AUDIE CORNISH, host:
Now, to the dreamlike images of photojournalist Steve McCurry. McCurry is best known for an iconic 1984 portrait he captured at an Afghan refugee camp in Pakistan. He followed the sound of young voices to a tent and a group of girls in a makeshift classroom.
Mr. STEVE MCCURRY (Photojournalist): And I noticed this one little girl that had this incredible set of eyes that kind of seemed almost kind of haunted, very piercing.
CORNISH: That photograph, now known as The Afghan Girl, ended up on the cover of National Geographic and became one of the magazine's most widely recognized. To get that shot, McCurry used an icon in its own right: Kodak's Kodachrome slide film. Last year, Kodak discontinued Kodachrome and gave the last roll ever produced to McCurry. He crossed the globe for those final shots and he came into our New York bureau to talk about them.
When he got the assignment, he says, he had one big question.
Mr. MCCURRY: What do you photograph? What do you shoot when you have the last manufactured roll of Kodachrome? And I thought, yeah, I need to photograph where I live. I need to go back to where I've done most of my important work, which was South Asia. And I need to find iconic situations and iconic people that are going to be kind of a great celebration of this last roll of film and kind of, you know, going home for the last time.
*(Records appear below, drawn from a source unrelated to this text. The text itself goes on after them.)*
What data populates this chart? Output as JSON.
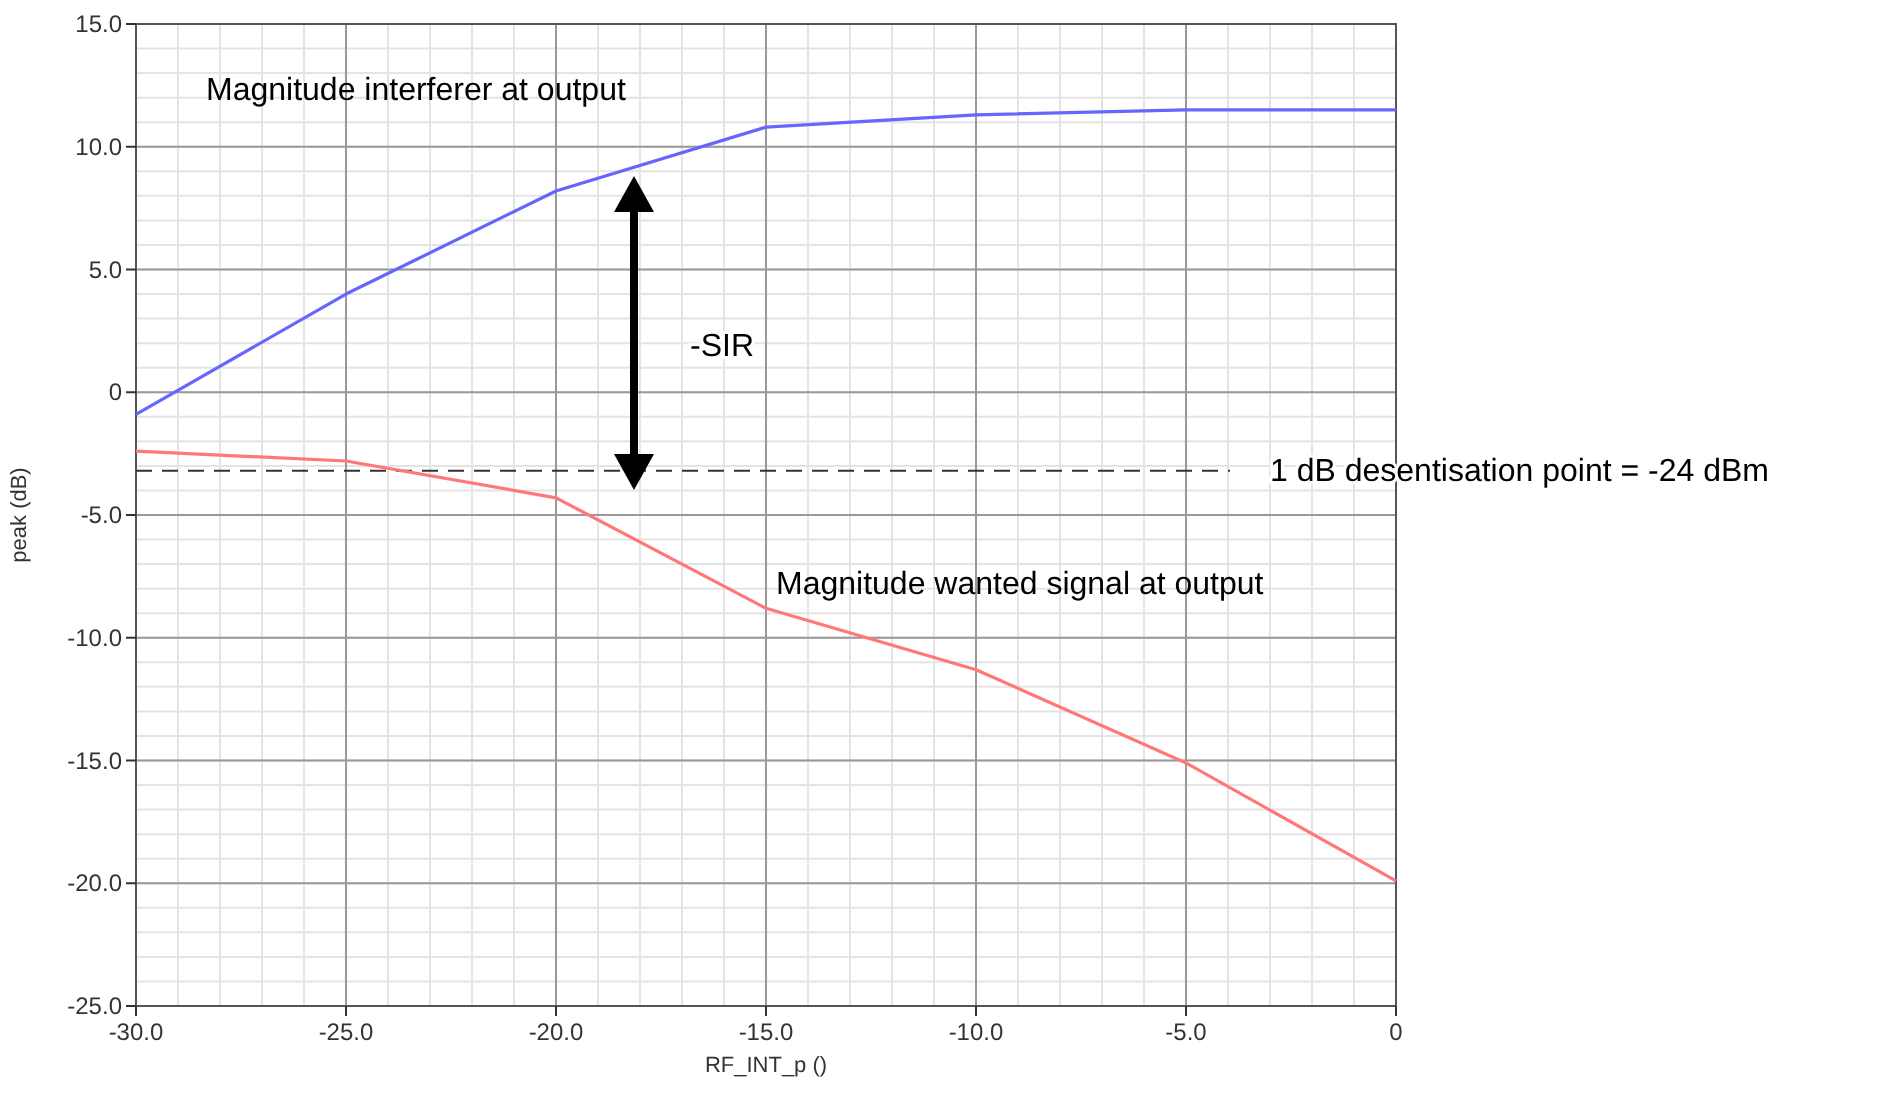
{
  "chart_data": {
    "type": "line",
    "xlabel": "RF_INT_p ()",
    "ylabel": "peak (dB)",
    "x": [
      -30,
      -25,
      -20,
      -15,
      -10,
      -5,
      0
    ],
    "series": [
      {
        "name": "Magnitude interferer at output",
        "color": "#6666ff",
        "values": [
          -0.9,
          4.0,
          8.2,
          10.8,
          11.3,
          11.5,
          11.5
        ]
      },
      {
        "name": "Magnitude wanted signal at output",
        "color": "#ff7777",
        "values": [
          -2.4,
          -2.8,
          -4.3,
          -8.8,
          -11.3,
          -15.1,
          -19.9
        ]
      }
    ],
    "xlim": [
      -30,
      0
    ],
    "ylim": [
      -25,
      15
    ],
    "xticks": [
      {
        "value": -30,
        "label": "-30.0"
      },
      {
        "value": -25,
        "label": "-25.0"
      },
      {
        "value": -20,
        "label": "-20.0"
      },
      {
        "value": -15,
        "label": "-15.0"
      },
      {
        "value": -10,
        "label": "-10.0"
      },
      {
        "value": -5,
        "label": "-5.0"
      },
      0
    ],
    "yticks": [
      {
        "value": -25,
        "label": "-25.0"
      },
      {
        "value": -20,
        "label": "-20.0"
      },
      {
        "value": -15,
        "label": "-15.0"
      },
      {
        "value": -10,
        "label": "-10.0"
      },
      {
        "value": -5,
        "label": "-5.0"
      },
      0,
      {
        "value": 5,
        "label": "5.0"
      },
      {
        "value": 10,
        "label": "10.0"
      },
      {
        "value": 15,
        "label": "15.0"
      }
    ],
    "grid": true,
    "line_style": "solid",
    "marker": "none",
    "ref_lines": [
      {
        "axis": "y",
        "value": -3.2,
        "color": "#333333",
        "line_style": "dashed"
      }
    ],
    "annotations": [
      "-SIR",
      "1 dB desentisation point = -24 dBm"
    ]
  }
}
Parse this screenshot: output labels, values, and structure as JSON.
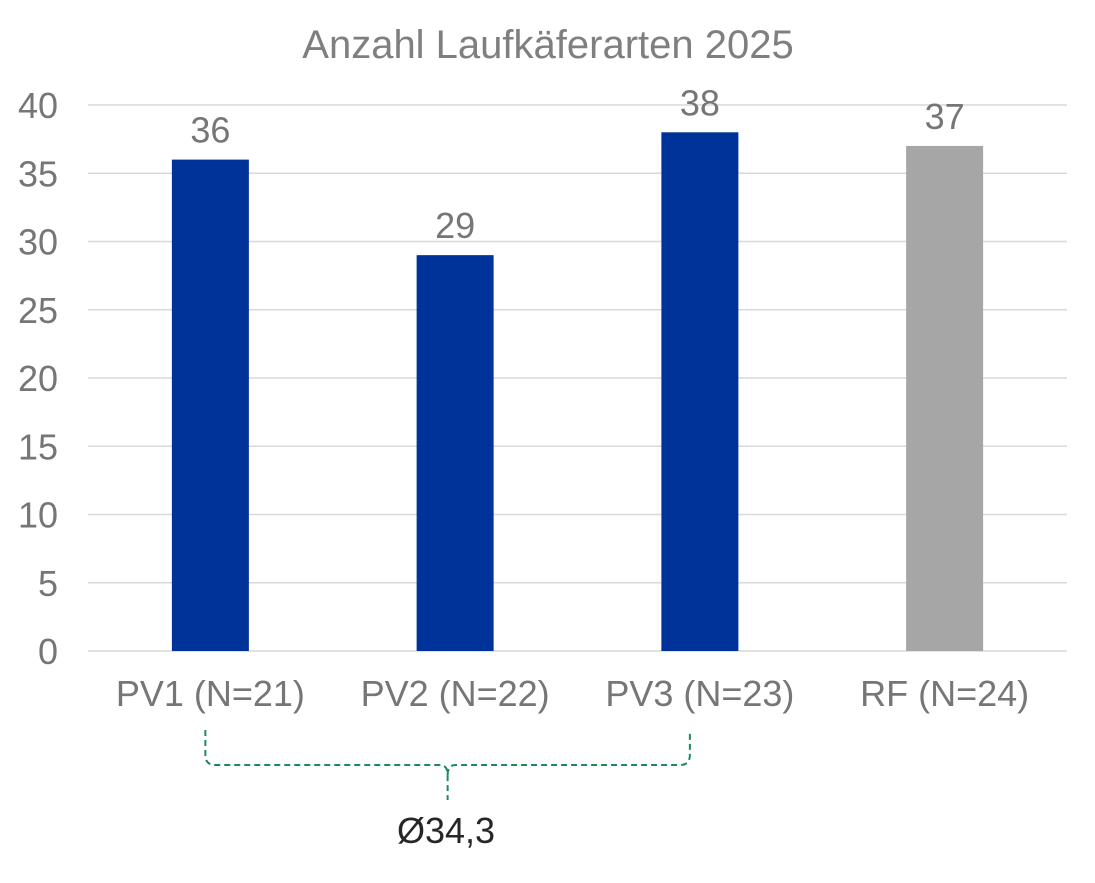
{
  "chart_data": {
    "type": "bar",
    "title": "Anzahl Laufkäferarten 2025",
    "xlabel": "",
    "ylabel": "",
    "categories": [
      "PV1 (N=21)",
      "PV2 (N=22)",
      "PV3 (N=23)",
      "RF (N=24)"
    ],
    "values": [
      36,
      29,
      38,
      37
    ],
    "data_labels": [
      "36",
      "29",
      "38",
      "37"
    ],
    "bar_colors": [
      "#003399",
      "#003399",
      "#003399",
      "#A6A6A6"
    ],
    "ylim": [
      0,
      40
    ],
    "yticks": [
      0,
      5,
      10,
      15,
      20,
      25,
      30,
      35,
      40
    ],
    "ytick_labels": [
      "0",
      "5",
      "10",
      "15",
      "20",
      "25",
      "30",
      "35",
      "40"
    ],
    "grid": true,
    "legend": "none",
    "annotation": {
      "text": "Ø34,3",
      "spans_categories": [
        "PV1 (N=21)",
        "PV3 (N=23)"
      ],
      "style": "dashed-brace",
      "color": "#1E8A5A"
    }
  },
  "colors": {
    "text": "#767676",
    "title": "#7F7F7F",
    "gridline": "#D9D9D9",
    "annotation_text": "#262626"
  }
}
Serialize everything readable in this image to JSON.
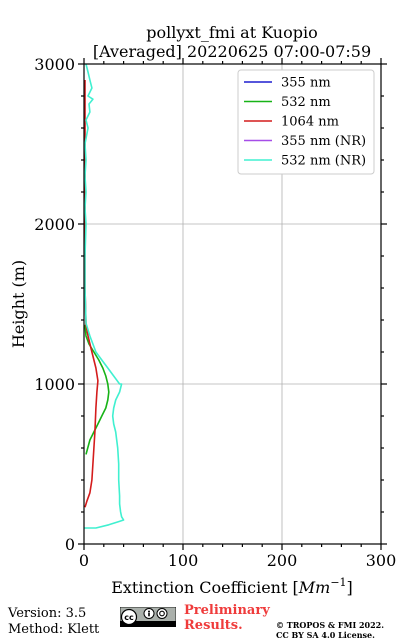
{
  "chart_data": {
    "type": "line",
    "title": "pollyxt_fmi at Kuopio",
    "subtitle": "[Averaged] 20220625 07:00-07:59",
    "xlabel": "Extinction Coefficient [Mm⁻¹]",
    "xlabel_main": "Extinction Coefficient [",
    "xlabel_unit": "Mm",
    "xlabel_exp": "−1",
    "xlabel_end": "]",
    "ylabel": "Height (m)",
    "xlim": [
      0,
      300
    ],
    "ylim": [
      0,
      3000
    ],
    "xticks": [
      0,
      100,
      200,
      300
    ],
    "yticks": [
      0,
      1000,
      2000,
      3000
    ],
    "grid": true,
    "legend_position": "top-right",
    "series": [
      {
        "name": "355 nm",
        "color": "#1f1fcf",
        "x": [],
        "y": []
      },
      {
        "name": "532 nm",
        "color": "#17b317",
        "x": [
          1,
          2,
          5,
          10,
          15,
          19,
          22,
          24,
          25,
          24,
          22,
          18,
          14,
          10,
          6,
          2
        ],
        "y": [
          1370,
          1300,
          1250,
          1200,
          1150,
          1100,
          1050,
          1000,
          950,
          900,
          850,
          800,
          750,
          700,
          650,
          560
        ]
      },
      {
        "name": "1064 nm",
        "color": "#d41c1c",
        "x": [
          1,
          1,
          1,
          1,
          1,
          1,
          2,
          4,
          8,
          12,
          14,
          13,
          12,
          11,
          10,
          9,
          8,
          6,
          3,
          1
        ],
        "y": [
          2900,
          2700,
          2500,
          2200,
          1900,
          1600,
          1370,
          1300,
          1200,
          1100,
          1020,
          950,
          850,
          700,
          600,
          500,
          400,
          320,
          270,
          230
        ]
      },
      {
        "name": "355 nm (NR)",
        "color": "#a64de8",
        "x": [],
        "y": []
      },
      {
        "name": "532 nm (NR)",
        "color": "#40f0d0",
        "x": [
          2,
          4,
          6,
          8,
          4,
          9,
          5,
          6,
          2,
          4,
          1,
          2,
          1,
          2,
          1,
          2,
          1,
          1,
          2,
          6,
          12,
          18,
          24,
          30,
          36,
          38,
          36,
          32,
          30,
          29,
          30,
          32,
          34,
          35,
          35,
          36,
          36,
          37,
          38,
          40,
          35,
          25,
          12,
          0
        ],
        "y": [
          3000,
          2950,
          2900,
          2850,
          2800,
          2780,
          2750,
          2700,
          2650,
          2600,
          2500,
          2400,
          2300,
          2200,
          2100,
          2000,
          1800,
          1600,
          1380,
          1300,
          1200,
          1150,
          1100,
          1050,
          1000,
          1000,
          950,
          900,
          850,
          800,
          750,
          700,
          600,
          500,
          400,
          300,
          250,
          200,
          170,
          150,
          140,
          120,
          100,
          100
        ]
      }
    ]
  },
  "footer": {
    "version": "Version: 3.5",
    "method": "Method: Klett",
    "preliminary_line1": "Preliminary",
    "preliminary_line2": "Results.",
    "copyright_line1": "© TROPOS & FMI 2022.",
    "copyright_line2": "CC BY SA 4.0 License."
  }
}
CORNISH: So, Steve, my husband shoots hundreds of pictures with his digital camera just to get a few good shots. I mean, what was the pressure like to have just essentially 36 frames and the last 36 frames?
Mr. MCCURRY: The pressure, it was really nerve-wracking because, you know, you load it in and, heaven forbid, somebody opens the back by mistake. You know, going through security, I was so worried that the X-ray machine in Istanbul, in Italy, all these airports that I went through, I was worried sick that there was going to be X-ray damage, or, you know - and then, you know, the right moment - am I getting the right moment? And then, is it in focus, is the exposure right? You know, I missed a couple...
CORNISH: I have to say, you're making me feel so much better that you were stressed about what to do.
(Soundbite of laughter)
Mr. MCCURRY: Yeah. Oh, my God. It was crazy.
CORNISH: And you said you missed a couple. I mean, what does that mean?
Mr. MCCURRY: Well, there was really only one exposure that I think I was a little bit off on. So, I'm actually quite pleased with what we came back with.
CORNISH: And when - at what point do you think we may actually see some of these pictures?
Mr. MCCURRY: I've been working on a National Geographic documentary. That's scheduled to be out next spring.
CORNISH: Now, Steve, what's the big deal about Kodachrome?
Mr. MCCURRY: It was the best look, the best color. It was the truest, you know, look of reality that you could really have in film. And now, there's only one lab left on the planet that is processing Kodachrome. So there's only one lab. If you want your Kodachrome film processed, you've got to go to Dwayne Photo in Parsons, Kansas - that's it. And after December this year, they'll no longer be processing it.
CORNISH: Lastly, most of our listeners know your Afghan Girl shot. But I want to ask if that's actually your favorite picture?
Mr. MCCURRY: You like different pictures for different reasons, so I would be hesitant to - reluctant to say which one. I mean, maybe a picture I took in -also in 1984 of a dust storm in Rajasthan, India with, you know, all this dust and wind and heat and these women were kind of huddled together. I think that's probably - if I had to choose one picture - I think that would probably be my favorite.
CORNISH: Well, we look forward to see what else you come up with, especially with this last roll of Kodachrome.
Mr. MCCURRY: Well, thank you very much.
CORNISH: Steve McCurry is the photographer who shot the last roll of Kodachrome film ever produced. You can't see those photos yet, but you can see a gallery of his greatest hits on our blog, The Picture Show. It's at npr.org.